US 12,260,326 B2
	Data labeling for synthetic data generation
Austin Walters, Savoy, IL (US); Jeremy Goodsitt, Champaign, IL (US); and Anh Truong, Champaign, IL (US)
Assigned to Capital One Services, LLC, McLean, VA (US)
Filed by Capital One Services, LLC, McLean, VA (US)
Filed on Mar. 3, 2021, as Appl. No. 17/191,254.
Prior Publication US 2022/0284280 A1, Sep. 8, 2022
Int. Cl. G06N 3/08 (2023.01); G06F 16/23 (2019.01); G06N 3/044 (2023.01)

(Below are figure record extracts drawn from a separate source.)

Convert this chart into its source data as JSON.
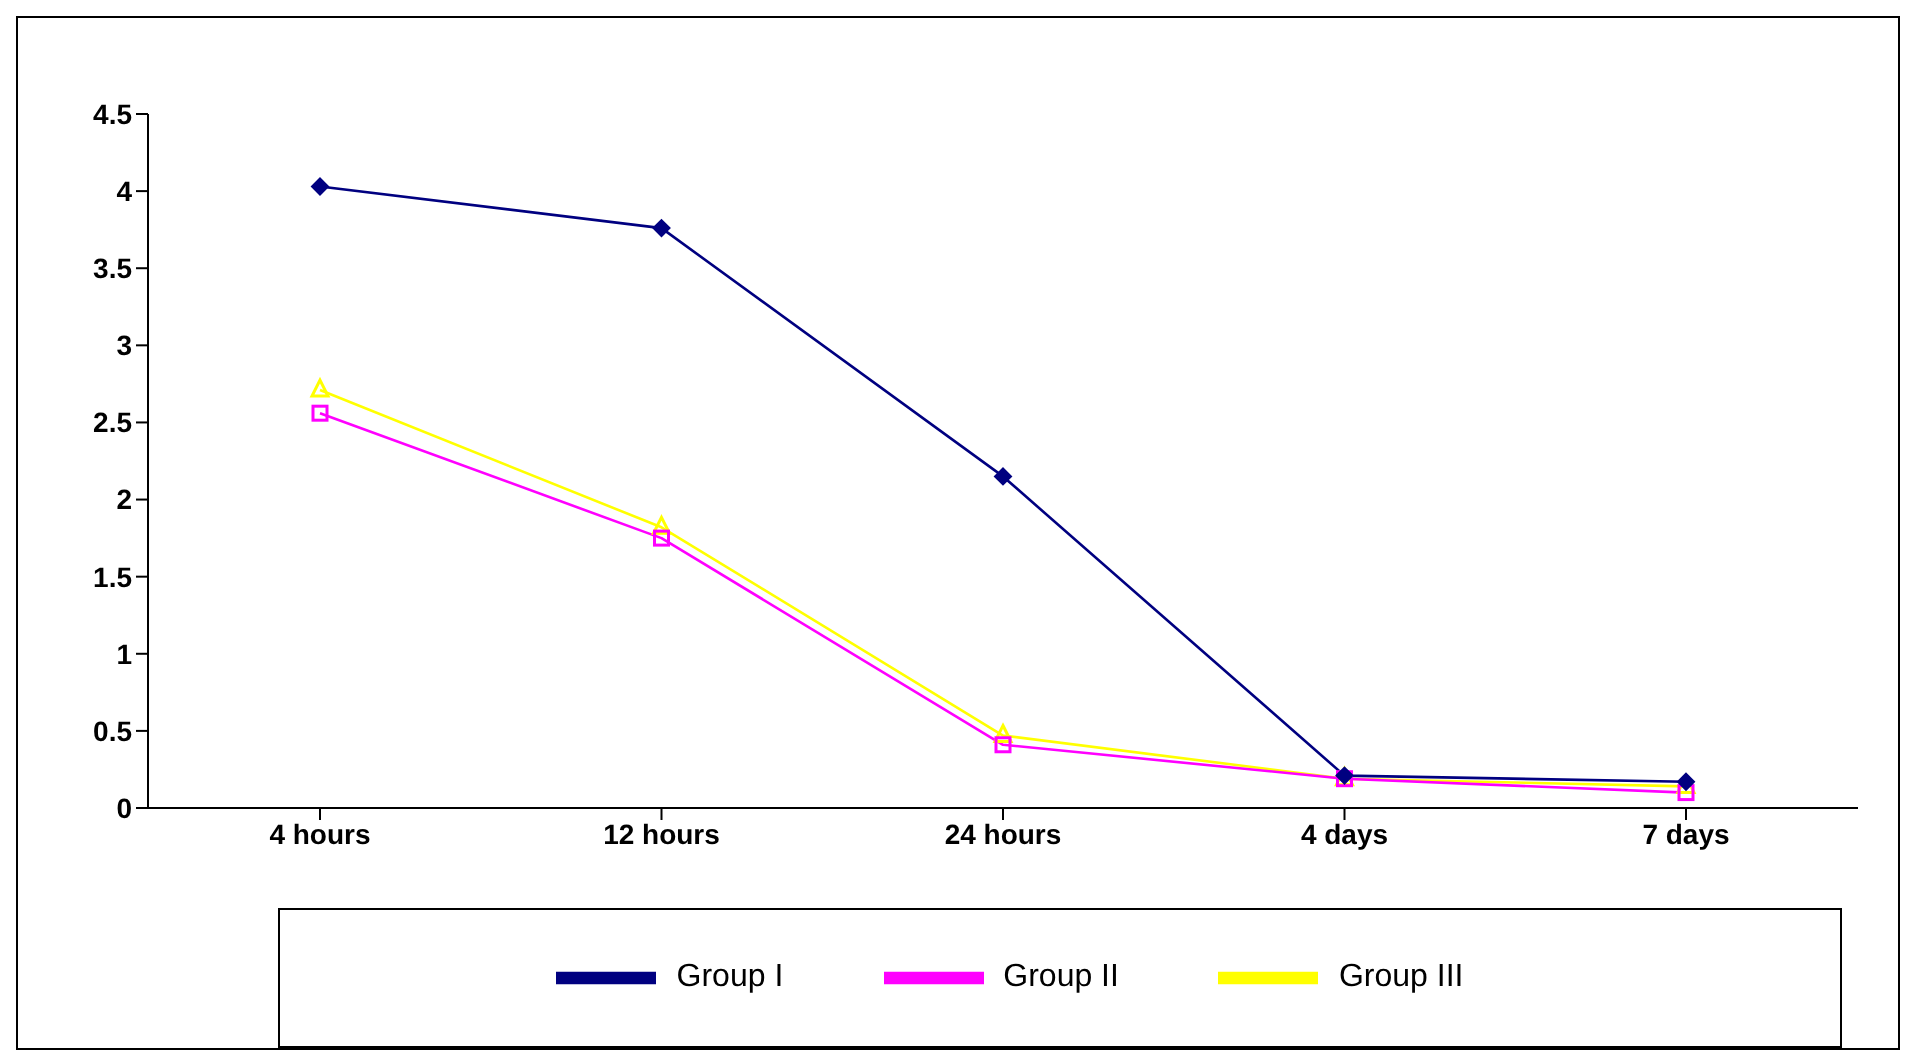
{
  "chart_data": {
    "type": "line",
    "categories": [
      "4 hours",
      "12 hours",
      "24 hours",
      "4 days",
      "7 days"
    ],
    "series": [
      {
        "name": "Group I",
        "color": "#000080",
        "marker": "diamond",
        "values": [
          4.03,
          3.76,
          2.15,
          0.21,
          0.17
        ]
      },
      {
        "name": "Group II",
        "color": "#ff00ff",
        "marker": "square",
        "values": [
          2.56,
          1.75,
          0.41,
          0.19,
          0.1
        ]
      },
      {
        "name": "Group III",
        "color": "#ffff00",
        "marker": "triangle",
        "values": [
          2.71,
          1.82,
          0.47,
          0.19,
          0.14
        ]
      }
    ],
    "ylim": [
      0,
      4.5
    ],
    "yticks": [
      0,
      0.5,
      1,
      1.5,
      2,
      2.5,
      3,
      3.5,
      4,
      4.5
    ],
    "grid": false,
    "legend": "bottom"
  }
}
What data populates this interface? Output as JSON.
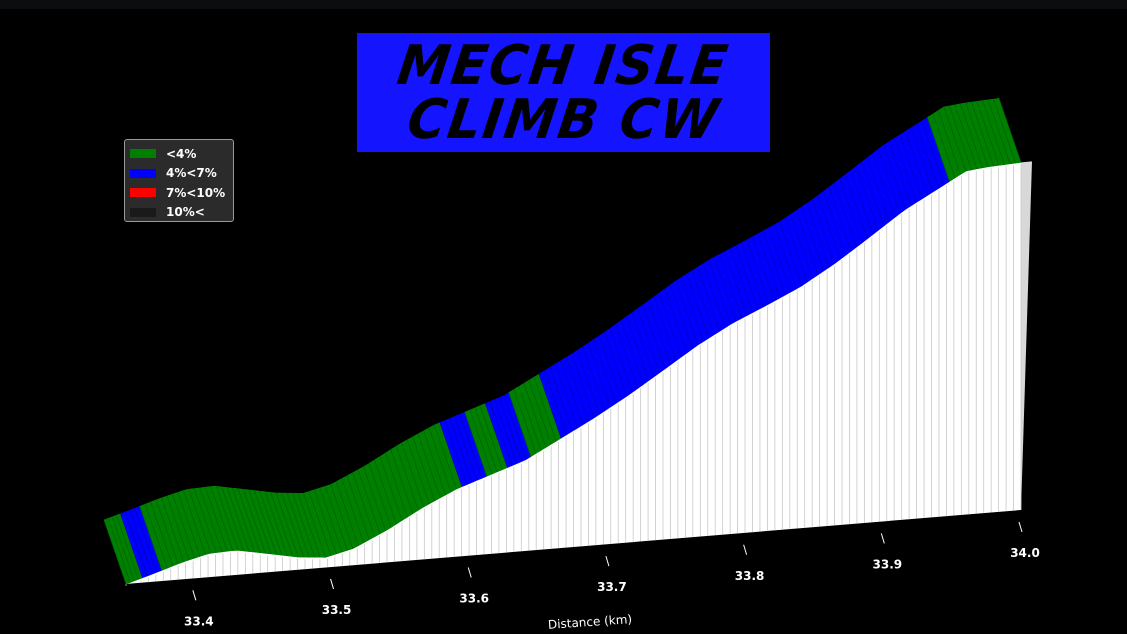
{
  "title": {
    "line1": "MECH ISLE",
    "line2": "CLIMB CW"
  },
  "colors": {
    "background": "#000000",
    "title_box": "#1414ff",
    "band_green": "#008000",
    "band_blue": "#0000ff",
    "band_red": "#ff0000",
    "band_black": "#1a1a1a",
    "wall_fill": "#ffffff"
  },
  "legend": {
    "placement": "upper-left",
    "items": [
      {
        "label": "<4%",
        "color": "#008000"
      },
      {
        "label": "4%<7%",
        "color": "#0000ff"
      },
      {
        "label": "7%<10%",
        "color": "#ff0000"
      },
      {
        "label": "10%<",
        "color": "#1a1a1a"
      }
    ]
  },
  "chart_data": {
    "type": "area",
    "view": "3d-ribbon",
    "xlabel": "Distance (km)",
    "xlim": [
      33.35,
      34.0
    ],
    "xticks": [
      "33.4",
      "33.5",
      "33.6",
      "33.7",
      "33.8",
      "33.9",
      "34.0"
    ],
    "grid": false,
    "legend_placement": "upper-left",
    "profile": {
      "x": [
        33.35,
        33.368,
        33.39,
        33.41,
        33.43,
        33.455,
        33.475,
        33.495,
        33.515,
        33.54,
        33.565,
        33.59,
        33.615,
        33.64,
        33.665,
        33.69,
        33.715,
        33.74,
        33.765,
        33.79,
        33.815,
        33.84,
        33.865,
        33.89,
        33.915,
        33.94,
        33.96,
        33.975,
        34.0
      ],
      "elevation": [
        0.0,
        2.0,
        4.6,
        6.5,
        6.8,
        5.0,
        3.5,
        2.8,
        4.6,
        9.0,
        14.2,
        18.6,
        21.8,
        25.0,
        30.0,
        35.0,
        40.5,
        46.5,
        52.6,
        57.8,
        62.0,
        66.4,
        72.0,
        78.4,
        85.0,
        90.2,
        94.4,
        95.0,
        95.5
      ]
    },
    "gradient_bands": [
      {
        "from": 33.35,
        "to": 33.362,
        "category": "<4%"
      },
      {
        "from": 33.362,
        "to": 33.376,
        "category": "4%<7%"
      },
      {
        "from": 33.376,
        "to": 33.594,
        "category": "<4%"
      },
      {
        "from": 33.594,
        "to": 33.612,
        "category": "4%<7%"
      },
      {
        "from": 33.612,
        "to": 33.627,
        "category": "<4%"
      },
      {
        "from": 33.627,
        "to": 33.644,
        "category": "4%<7%"
      },
      {
        "from": 33.644,
        "to": 33.666,
        "category": "<4%"
      },
      {
        "from": 33.666,
        "to": 33.948,
        "category": "4%<7%"
      },
      {
        "from": 33.948,
        "to": 34.0,
        "category": "<4%"
      }
    ]
  }
}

CPC G06N 3/08 (2013.01) [G06F 16/2379 (2019.01); G06N 3/044 (2023.01)]

20 Claims

1. A method comprising:

receiving, for each text document in a first set of text documents and based on first user input, an indication of a first set of labels, wherein a label indicates a location of confidential information in a text document and a type of the confidential information in the text document and wherein the first set of text documents is of a plurality of text documents;

modifying each document in the first set of text documents, wherein modifying a given first text document comprises redacting, based on one or more labels corresponding to the given first text document, confidential information from the given first text document;

based on the modified first set of text documents and the first set of labels, training a machine learning model to predict one or more labels based on an input text document, wherein predicting a label comprises predicting, for an input text document, a location of confidential information in the input text document and a type of the confidential information in the input text document;

predicting, using the machine learning model, a predicted set of labels for a second set of text documents, wherein the second set of text documents is of the plurality of text documents and wherein predicting a set of labels for a given second text document comprises predicting, for each label, a location of confidential information and a type of the confidential information in the given second text document;

receiving, for the second set of text documents and based on second user input, an indication of a second set of labels;

determining, based on the predicted set of labels and the second set of labels, that the machine learning model satisfies an accuracy threshold, wherein the accuracy threshold is a percentage indicating a degree of correlation between the predicted set of labels and the second set of labels;

predicting, using the machine learning model, a third set of labels for a third set of text documents, wherein the third set of text documents is of the plurality of text documents;

modifying each text document in the third set of text documents based on the third set of labels, wherein modifying a given third text document comprises redacting, based on one or more labels corresponding to the given third text document, confidential information from the given third text document; and

based on the third set of labels and modified third set of text documents and using a synthetic data generator that is configured to generate synthetic data based on indications of labels, generating one or more synthetic text documents, wherein generating a synthetic text document based on a given third text document comprises:

for each label associated with the given third text document, inserting, into the given third text document at a location associated with the label, synthetic data, wherein the synthetic data is based on the type of confidential information associated with the label and replaces the redacted confidential information associated with the label in the given third text document.